Algérie: Plus de vingt-quatre millions d'électeurs appelés aux urnes

Photo: APS
Abdelmadhid Tebboune

L'élection présidentielle algérienne, considérée comme cruciale et décisive après la démission d'Abdelaziz Bouteflika, aura lieu le 12 décembre pour sortir le pays de la crise politique qu'il traverse depuis plusieurs mois.

Au total, 24 474 161 électeurs, dont 914 308 inscrits au niveau des centres diplomatiques et consulaires à l'étranger, ont été recensés lors de l'opération de révision périodique des listes électorales, effectuée en octobre dernier par l'Autorité nationale indépendante des élections (Anie).

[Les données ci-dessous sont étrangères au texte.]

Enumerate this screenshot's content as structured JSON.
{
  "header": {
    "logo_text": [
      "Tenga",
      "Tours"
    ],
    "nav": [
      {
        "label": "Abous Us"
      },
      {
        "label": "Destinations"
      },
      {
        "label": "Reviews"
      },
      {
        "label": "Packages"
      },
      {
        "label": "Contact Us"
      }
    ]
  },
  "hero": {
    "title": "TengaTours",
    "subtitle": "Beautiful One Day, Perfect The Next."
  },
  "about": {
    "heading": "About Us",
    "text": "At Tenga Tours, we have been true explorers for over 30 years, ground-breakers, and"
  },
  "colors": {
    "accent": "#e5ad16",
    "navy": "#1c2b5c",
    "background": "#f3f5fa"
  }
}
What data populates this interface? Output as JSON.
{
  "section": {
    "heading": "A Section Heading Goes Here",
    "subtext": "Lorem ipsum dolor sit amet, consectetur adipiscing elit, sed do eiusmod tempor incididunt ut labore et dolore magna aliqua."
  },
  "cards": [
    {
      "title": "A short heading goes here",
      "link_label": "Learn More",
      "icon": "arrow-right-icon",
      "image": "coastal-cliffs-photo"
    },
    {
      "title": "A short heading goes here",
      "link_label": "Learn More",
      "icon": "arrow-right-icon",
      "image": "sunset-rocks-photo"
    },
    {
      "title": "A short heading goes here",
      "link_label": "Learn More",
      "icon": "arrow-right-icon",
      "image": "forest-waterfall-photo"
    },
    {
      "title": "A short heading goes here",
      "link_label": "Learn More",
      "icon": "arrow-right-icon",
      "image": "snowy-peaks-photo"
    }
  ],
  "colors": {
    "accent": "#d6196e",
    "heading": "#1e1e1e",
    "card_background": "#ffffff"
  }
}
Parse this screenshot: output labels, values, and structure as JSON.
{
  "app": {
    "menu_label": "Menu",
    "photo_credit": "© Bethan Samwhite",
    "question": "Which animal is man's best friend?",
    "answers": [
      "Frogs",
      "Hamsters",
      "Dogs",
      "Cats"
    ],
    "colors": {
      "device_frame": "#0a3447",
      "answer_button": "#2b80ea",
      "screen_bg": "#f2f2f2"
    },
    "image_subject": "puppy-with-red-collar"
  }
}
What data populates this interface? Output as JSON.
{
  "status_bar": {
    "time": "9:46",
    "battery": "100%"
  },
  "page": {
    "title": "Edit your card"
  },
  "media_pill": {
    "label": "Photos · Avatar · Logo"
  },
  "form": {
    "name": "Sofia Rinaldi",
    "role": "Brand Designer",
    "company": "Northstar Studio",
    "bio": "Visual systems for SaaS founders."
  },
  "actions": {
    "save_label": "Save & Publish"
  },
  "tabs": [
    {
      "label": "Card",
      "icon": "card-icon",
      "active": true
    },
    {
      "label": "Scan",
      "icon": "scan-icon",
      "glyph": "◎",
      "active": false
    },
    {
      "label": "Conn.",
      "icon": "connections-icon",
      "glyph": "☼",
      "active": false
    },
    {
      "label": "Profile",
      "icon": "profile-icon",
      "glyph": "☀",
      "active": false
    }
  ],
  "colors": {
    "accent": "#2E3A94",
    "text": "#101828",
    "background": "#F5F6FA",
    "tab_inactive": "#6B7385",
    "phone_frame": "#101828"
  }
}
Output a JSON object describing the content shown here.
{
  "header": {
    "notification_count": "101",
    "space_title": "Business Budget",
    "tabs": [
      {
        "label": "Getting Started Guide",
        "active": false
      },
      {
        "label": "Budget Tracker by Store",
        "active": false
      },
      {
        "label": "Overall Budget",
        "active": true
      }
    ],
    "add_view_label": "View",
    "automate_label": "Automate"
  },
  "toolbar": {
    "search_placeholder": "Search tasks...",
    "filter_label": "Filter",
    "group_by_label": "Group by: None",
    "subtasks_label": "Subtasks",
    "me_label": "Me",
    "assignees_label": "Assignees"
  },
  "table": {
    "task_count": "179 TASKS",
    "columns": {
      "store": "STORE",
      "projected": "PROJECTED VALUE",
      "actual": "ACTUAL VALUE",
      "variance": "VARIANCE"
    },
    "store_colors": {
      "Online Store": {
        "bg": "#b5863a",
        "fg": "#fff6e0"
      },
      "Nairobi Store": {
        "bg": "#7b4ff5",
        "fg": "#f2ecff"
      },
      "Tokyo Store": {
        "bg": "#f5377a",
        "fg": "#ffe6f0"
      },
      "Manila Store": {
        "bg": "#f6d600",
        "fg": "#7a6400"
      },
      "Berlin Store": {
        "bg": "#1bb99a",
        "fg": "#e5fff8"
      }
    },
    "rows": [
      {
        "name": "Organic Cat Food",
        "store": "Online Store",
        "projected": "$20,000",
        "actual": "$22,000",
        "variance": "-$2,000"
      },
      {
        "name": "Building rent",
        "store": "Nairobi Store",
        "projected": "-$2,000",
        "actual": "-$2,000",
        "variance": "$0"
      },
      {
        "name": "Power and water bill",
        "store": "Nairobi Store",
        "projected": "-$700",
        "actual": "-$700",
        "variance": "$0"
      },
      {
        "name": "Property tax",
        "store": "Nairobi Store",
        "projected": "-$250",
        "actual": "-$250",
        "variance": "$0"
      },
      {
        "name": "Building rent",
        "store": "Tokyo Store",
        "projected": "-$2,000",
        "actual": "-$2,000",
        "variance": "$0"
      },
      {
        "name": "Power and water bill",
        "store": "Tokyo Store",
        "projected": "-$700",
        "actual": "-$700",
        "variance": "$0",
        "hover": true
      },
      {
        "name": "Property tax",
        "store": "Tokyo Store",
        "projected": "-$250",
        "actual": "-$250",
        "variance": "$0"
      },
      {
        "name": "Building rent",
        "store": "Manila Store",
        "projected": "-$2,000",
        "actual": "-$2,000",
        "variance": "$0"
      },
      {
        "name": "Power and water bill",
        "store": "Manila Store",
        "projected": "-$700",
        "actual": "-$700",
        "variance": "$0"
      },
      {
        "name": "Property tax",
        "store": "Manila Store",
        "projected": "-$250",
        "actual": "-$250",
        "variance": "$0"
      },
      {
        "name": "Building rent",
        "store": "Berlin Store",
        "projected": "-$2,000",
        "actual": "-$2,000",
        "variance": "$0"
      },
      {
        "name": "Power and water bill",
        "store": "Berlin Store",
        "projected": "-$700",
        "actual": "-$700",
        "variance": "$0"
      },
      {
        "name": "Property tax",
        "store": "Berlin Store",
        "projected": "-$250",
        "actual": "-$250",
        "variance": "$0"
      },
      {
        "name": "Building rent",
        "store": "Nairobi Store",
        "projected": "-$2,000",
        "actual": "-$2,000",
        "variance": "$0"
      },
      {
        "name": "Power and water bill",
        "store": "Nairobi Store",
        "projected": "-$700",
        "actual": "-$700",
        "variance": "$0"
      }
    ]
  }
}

Le nombre des nouveaux inscrits durant cette révision s'élève à 289 643 électeurs, tandis que le nombre des radiés a atteint, durant la même opération, un total de 123 239 électeurs, précise l'Anie, relevant que l'électorat a augmenté de 165 804 électeurs, soit une hausse de 0,67%.

Concernant l'encadrement de l'opération de vote, l'Anie a fait état de la mobilisation de 501 031 encadreurs, dont 427 854 encadreurs de bureaux de vote et 66 410 encadreurs de centres de vote. En outre, 61014 bureaux de vote ont été mobilisés à travers le territoire national, dont cent trente-cinq bureaux itinérants, répartis comme suit : 30 301 bureaux pour hommes, 26 569 bureaux pour femmes et 4 009 bureaux mixtes. Les centres de vote sont au nombre de 13 181, dont 1 756 pour femmes.

Dans ce cadre, le président de l'Anie, Mohamed Charfi, avait assuré que les procédures qui seront adoptées en prévision de ce rendez-vous électoral et le système informatique qui sera utilisé pour la surveillance et l'assainissement des listes du corps électoral « relègueront la fraude au domaine de l'impossible ».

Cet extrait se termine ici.